K-Light solar lantern, $59.95 with solar panel. AC charger $19.95.

* The gas canisters are convenient but do not last long. The only place that I have ever seen a recycling drop-off for them was at Yellowstone National Park—and who knows what campground-operator Xanterra actually does with them after the park visitors go home?

June 04, 2010

If Conversation Lags while Duck Hunting . . .

... as you are gazing at the horizon, mention the first recorded incident of homosexual necrophilia among mallard ducks.

After the inevitable wisecracks, mention that it's now an unofficial holiday in the Netherlands: Dead Duck Day, June 5.

Perhaps the Chinese restaurants are promoting it, as the end of this Boing Boing post might suggest.

June 03, 2010

Just Another Day in the Wet Mountains

video

A day of breakdowns and fixing things.

1. It began with a continuation of yesterday afternoon, when a neighbor and I finally located an underground leak on the water line from the communal well (serves six households). We called in a backhoe operator, dug up the line, and fixed the break yesterday.

Today, after checking that the leak seemed to be stopped, we filled in the trench. But did I have time for breakfast? No . . .

2.  . . . because I had to meet the assistant fire chief and fill two 1,000-gallon tanks that serve as a firefighting reservoir during summer months.

And the pump on the brush truck (our sole engine) was acting up, so we had to do it with the  floating pump (video above), which puts out maybe 45 gallons per minute (?) -- and which is a whole lot louder than it sounds on the video. I could hear it running from half a mile away when I made a short trip to the post office.

But you cannot have a malfunctioning pump on the fire apparatus, so we went to the county road-and-bridge shop, where the fire chief is employed, and disassembled and cleaned the fuel system with solvents and compressed air.

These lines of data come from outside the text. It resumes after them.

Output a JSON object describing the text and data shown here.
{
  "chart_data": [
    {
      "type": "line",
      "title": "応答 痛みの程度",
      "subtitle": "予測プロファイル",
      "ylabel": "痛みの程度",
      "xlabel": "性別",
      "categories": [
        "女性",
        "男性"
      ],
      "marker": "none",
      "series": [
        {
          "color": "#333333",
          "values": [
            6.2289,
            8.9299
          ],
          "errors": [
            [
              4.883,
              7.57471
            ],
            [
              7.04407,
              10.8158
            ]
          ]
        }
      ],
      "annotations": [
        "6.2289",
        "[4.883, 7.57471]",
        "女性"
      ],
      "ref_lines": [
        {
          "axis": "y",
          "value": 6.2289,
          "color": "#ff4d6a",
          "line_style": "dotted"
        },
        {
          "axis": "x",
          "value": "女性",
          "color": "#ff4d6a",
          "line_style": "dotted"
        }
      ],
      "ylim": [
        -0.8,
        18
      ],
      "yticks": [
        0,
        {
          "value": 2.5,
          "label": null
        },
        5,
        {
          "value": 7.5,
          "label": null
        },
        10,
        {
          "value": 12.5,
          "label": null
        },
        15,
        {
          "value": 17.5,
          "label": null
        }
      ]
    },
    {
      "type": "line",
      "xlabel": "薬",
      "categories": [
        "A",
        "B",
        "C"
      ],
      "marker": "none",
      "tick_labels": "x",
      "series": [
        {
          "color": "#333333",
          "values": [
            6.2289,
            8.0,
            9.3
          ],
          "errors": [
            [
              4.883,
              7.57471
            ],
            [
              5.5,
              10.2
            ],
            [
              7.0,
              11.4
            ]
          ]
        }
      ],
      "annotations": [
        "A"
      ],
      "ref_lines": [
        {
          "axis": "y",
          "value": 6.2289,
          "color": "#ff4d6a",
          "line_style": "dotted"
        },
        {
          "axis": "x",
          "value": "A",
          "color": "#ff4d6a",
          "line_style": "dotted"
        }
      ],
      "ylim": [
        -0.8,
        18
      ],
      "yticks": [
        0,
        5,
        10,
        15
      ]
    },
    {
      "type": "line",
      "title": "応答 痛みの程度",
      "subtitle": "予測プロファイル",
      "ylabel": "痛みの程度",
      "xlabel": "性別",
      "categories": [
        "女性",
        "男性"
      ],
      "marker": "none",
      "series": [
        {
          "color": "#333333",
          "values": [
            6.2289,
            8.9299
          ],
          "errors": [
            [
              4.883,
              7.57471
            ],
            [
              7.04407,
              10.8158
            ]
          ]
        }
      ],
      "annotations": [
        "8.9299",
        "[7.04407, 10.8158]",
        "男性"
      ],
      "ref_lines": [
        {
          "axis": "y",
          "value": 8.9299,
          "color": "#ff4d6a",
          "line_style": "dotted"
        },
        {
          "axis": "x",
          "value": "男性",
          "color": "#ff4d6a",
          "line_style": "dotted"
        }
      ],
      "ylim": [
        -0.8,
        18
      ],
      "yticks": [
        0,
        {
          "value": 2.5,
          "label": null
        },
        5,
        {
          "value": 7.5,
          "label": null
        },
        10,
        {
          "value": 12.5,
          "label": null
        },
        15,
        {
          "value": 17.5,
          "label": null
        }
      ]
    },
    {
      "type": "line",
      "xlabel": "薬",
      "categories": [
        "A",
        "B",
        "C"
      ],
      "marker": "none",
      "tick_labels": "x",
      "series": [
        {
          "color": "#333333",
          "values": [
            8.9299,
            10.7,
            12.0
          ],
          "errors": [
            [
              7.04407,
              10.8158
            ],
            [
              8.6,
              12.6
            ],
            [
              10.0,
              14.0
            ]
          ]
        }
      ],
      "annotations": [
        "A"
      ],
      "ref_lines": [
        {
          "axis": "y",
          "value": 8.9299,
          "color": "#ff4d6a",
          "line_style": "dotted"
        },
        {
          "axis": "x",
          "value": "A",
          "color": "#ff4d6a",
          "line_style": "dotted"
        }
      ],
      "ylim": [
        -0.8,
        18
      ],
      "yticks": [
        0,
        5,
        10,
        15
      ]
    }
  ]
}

(Apparently no one put fuel-stabilizer in the gasoline over the winter, and various sorts of gunk were plugging the internal valves and screens.)

3. Then I came home, and M. told me that northern flickers were again trying to nest inside the back wall of the guest cabin, so I nailed up two more plywood patches, adding to the collection already there, to thwart their housekeeping plans.

4. Finally, Fisher the Chessie had to go to the vet's in Cañon City because of an ear infection.

There was the day.

June 01, 2010

Blog Stew with Dandelions

• Nature 1, Technology 0: Dandelion fluff cripples British locomotives.

• Also from the UK, another dog who finds his way home past many obstacles.

• You can tell when the bloggers at Field & Stream are having a slow week. The comments are interesting, for a change.

• Patrick Burns is tearing into veterinarians for "price-gouging, selling medically unnecessary services, upcoding, and bill-padding."

I hate to say it about the veterinary profession, but he is right--and I fell for one or two of the "unnecessary services" before I wised up.

When one of our old vets sold his large-and-small animal practice to someone who focused more on the "small" side, I began to see that she had taken the seminars on how to increase your billing, right down to sending the sympathy cards a week after putting down your dog.

Tornado 'Captured' in Baca County

The Denver Post reports on a tornado in Baca County, with an excellent photo.

Experienced tornado chasers corralled it and returned it to Oklahoma, its natural habitat.

Now that it is gone, relieved Baca County residents can go back to their normal weather diet of blue northers, blizzards, searing drought, and tennis ball-sized hail.

Red Fox and Kits

More photos from Camera Trap Spring. These were taken at the edge of the camera flash, and the resolution is not the best.

Here comes a red fox with some sort of prey—a wood rat?—at 3 a.m. on Sunday, May 23.




Two kits are playing near the spring on Monday, May 24, at 4:20 a.m.



It looks as though Mom (?) is ready to be on her way on Thursday, May 27, at about 2:30 a.m., but someone is chasing her and making a play bow.